Como era de se esperar, Marcelo Camelo vira a página do ótimo Sou (2008) sem medo de começar do zero, a sina do artista. O próximo capítulo, Toque Dela, foi marcado pela mudança do compositor para São Paulo, onde passou a viver com a esposa, a jovem cantora Mallu Magalhães. Esteticamente, o fator geográfico se provou fundamental: enquanto Sou exprime, de maneira intimista, um Rio de Janeiro saudoso e acolhedor, Toque Dela é mais tenaz e expansivo, traduzindo a experiência do indivíduo na metrópole. O trabalho com a canção ficou aquém do disco anterior, alternando momentos simplórios e demasiado intricados. No entanto, o capricho nos arranjos merece destaque, tornando a audição, ainda assim, recompensadora.
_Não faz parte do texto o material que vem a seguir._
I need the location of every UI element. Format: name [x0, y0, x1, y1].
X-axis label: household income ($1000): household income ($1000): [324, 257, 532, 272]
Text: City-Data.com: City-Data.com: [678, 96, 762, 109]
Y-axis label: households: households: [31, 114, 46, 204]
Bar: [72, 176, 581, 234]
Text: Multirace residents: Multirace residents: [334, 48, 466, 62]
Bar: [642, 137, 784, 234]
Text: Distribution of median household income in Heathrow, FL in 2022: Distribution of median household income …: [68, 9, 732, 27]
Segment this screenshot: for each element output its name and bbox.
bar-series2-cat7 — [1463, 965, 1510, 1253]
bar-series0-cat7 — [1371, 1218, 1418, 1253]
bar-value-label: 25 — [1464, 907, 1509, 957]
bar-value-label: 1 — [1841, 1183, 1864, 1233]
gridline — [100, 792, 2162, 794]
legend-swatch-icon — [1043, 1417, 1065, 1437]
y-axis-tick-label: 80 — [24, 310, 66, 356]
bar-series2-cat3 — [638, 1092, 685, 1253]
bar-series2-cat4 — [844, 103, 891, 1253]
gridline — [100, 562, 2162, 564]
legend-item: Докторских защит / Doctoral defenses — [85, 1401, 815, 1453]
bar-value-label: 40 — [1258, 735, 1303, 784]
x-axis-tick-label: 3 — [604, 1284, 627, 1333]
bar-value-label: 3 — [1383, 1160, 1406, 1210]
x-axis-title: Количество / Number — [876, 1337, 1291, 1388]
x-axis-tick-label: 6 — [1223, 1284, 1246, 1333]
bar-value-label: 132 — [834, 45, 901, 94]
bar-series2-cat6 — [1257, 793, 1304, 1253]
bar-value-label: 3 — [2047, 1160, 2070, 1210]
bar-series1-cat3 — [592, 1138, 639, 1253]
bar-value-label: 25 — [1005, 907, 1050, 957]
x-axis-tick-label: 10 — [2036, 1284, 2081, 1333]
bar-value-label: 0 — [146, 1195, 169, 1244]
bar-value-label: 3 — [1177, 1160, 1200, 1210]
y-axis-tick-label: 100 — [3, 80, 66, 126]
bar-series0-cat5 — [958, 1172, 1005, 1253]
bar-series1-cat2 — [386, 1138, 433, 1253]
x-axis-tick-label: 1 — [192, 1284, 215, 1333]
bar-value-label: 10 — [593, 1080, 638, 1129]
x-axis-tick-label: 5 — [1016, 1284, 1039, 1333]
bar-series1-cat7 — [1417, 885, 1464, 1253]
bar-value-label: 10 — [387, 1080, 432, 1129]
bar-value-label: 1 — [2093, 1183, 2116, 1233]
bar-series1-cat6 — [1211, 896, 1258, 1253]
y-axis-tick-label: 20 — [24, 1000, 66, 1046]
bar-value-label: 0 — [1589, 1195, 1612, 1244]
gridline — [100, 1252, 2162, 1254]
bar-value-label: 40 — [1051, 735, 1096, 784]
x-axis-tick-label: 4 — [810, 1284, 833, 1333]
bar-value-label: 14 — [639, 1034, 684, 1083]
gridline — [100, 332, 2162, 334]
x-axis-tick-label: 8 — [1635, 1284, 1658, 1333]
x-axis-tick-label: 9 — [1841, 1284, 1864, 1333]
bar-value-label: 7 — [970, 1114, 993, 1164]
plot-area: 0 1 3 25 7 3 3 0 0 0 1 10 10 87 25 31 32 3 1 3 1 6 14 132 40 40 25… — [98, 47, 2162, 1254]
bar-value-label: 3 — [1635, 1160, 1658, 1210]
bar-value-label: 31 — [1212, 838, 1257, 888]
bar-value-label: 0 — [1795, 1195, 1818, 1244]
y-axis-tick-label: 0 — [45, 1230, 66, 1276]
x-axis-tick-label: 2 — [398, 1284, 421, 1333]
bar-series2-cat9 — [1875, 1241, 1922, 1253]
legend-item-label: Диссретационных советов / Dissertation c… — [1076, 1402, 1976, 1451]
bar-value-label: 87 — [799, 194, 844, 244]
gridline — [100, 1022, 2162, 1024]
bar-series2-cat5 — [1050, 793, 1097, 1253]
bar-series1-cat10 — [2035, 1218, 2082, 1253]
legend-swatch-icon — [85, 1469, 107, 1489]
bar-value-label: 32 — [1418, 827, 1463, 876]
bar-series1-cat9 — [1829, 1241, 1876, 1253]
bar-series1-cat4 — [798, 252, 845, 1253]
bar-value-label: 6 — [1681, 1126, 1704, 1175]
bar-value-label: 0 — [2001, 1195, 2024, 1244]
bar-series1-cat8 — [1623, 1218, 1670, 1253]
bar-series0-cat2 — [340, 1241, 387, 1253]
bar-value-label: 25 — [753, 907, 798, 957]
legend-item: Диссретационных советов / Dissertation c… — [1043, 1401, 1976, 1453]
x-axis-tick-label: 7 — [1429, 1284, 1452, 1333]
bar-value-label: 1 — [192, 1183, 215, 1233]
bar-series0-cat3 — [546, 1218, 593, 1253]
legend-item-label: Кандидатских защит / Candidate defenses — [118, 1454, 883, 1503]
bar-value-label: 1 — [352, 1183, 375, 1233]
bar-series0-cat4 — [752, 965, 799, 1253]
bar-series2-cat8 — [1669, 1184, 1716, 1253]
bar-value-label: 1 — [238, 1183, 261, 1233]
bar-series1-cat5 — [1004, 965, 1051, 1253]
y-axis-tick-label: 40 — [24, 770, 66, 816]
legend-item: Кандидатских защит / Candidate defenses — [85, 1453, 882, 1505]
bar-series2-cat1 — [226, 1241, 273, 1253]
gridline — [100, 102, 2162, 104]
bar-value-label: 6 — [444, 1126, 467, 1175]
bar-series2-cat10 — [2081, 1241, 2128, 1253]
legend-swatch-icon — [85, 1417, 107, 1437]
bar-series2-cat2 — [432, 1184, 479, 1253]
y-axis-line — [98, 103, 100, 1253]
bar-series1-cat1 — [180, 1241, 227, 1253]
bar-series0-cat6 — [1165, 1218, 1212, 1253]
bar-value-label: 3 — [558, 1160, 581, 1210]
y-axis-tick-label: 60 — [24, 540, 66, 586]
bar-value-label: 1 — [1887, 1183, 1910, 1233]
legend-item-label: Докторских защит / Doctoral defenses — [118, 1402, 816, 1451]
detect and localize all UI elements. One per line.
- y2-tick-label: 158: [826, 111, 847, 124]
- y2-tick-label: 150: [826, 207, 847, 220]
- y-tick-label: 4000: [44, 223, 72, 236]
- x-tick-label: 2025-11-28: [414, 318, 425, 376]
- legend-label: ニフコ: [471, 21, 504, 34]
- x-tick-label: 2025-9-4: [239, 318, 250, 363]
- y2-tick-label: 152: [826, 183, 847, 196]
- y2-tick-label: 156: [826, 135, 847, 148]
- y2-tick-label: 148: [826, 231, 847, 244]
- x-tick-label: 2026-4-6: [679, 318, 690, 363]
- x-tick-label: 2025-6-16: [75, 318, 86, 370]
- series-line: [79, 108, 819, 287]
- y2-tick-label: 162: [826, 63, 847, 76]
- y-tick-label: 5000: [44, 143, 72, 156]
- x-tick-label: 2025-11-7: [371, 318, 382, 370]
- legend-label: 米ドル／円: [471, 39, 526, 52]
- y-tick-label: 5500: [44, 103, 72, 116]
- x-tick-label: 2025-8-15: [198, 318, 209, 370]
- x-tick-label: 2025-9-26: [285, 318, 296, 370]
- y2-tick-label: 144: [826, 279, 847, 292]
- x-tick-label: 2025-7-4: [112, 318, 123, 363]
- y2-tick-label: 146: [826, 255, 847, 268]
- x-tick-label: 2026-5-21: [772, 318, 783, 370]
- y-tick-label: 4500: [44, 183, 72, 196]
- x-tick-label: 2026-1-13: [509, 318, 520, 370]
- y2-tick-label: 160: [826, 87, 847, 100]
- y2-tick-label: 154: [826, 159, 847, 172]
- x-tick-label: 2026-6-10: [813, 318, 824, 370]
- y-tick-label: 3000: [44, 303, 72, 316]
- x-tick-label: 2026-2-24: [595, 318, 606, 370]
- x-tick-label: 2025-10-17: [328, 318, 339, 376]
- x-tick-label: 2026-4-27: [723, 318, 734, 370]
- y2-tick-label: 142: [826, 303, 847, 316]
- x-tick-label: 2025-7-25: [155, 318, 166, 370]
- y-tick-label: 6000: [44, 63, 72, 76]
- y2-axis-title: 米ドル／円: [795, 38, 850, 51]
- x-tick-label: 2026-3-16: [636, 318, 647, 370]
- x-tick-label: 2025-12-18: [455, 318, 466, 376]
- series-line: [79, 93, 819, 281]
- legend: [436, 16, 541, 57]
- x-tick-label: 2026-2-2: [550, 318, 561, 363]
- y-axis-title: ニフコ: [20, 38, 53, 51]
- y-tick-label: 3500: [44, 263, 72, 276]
A primeira canção a ser divulgada pelo autor foi “Ôô”, de caráter tão simples quanto sugere o título, um bom convite ao ouvinte. Os melhores momentos ficam por conta de “Acostumar”, “Pra te Acalmar” e “Tudo que você quiser”. A abertura, “A Noite”, também merece atenção pela boa melodia e pelas variadas nuances do arranjo. Além disso, a escolha de “Despedida” para o repertório, canção anteriormente gravada por Maria Rita, mostrou-se adequada à atmosfera do disco, recebendo uma boa leitura de seu autor. Contudo, o compositor não obteve o mesmo sucesso com as canções mais ambiciosas. “Três Dias” é, musicalmente, confusa e, poeticamente, fraca, o que se evidencia pelo deslocamento do acento tônico em “Minas Gerais”, justamente o nome do estado que a canção pretendeu homenagear. “Pretinha” inicia repentinamente, e os saltos abruptos da melodia se alternam com trechos de monotonia. “Vermelho” peca pela longa duração, apesar do interessante material musical. Finalizando o disco, “Meu Amor é Teu” é uma radicalização do príncipio de simplicidade aplicado a canções como “Ôô” e “Pra te Acalmar”, sob o risco de tropeçar no simplório.
Assim como acontece no disco anterior, os arranjos de Toque Dela são muito bem construídos. A sonoridade do Hurtmold continua a definir a estética das canções, e Camelo também contribui significativamente com seu violão e sua guitarra. Por outro lado, o desempenho vocal do compositor deixou a desejar em alguns momentos, principalmente em trechos constituídos por grandes saltos visando notas altas.
Toque Dela evidencia a disposição de Marcelo Camelo para o trabalho com o novo, além de ratificar o compromisso do artista com a unidade estética de seus discos. A julgar pelo ciclo de canções, Toque Dela não possui a qualidade de Sou. Ainda assim, trata-se de um álbum sério, bem acabado e, portanto, merecedor de uma audição atenta.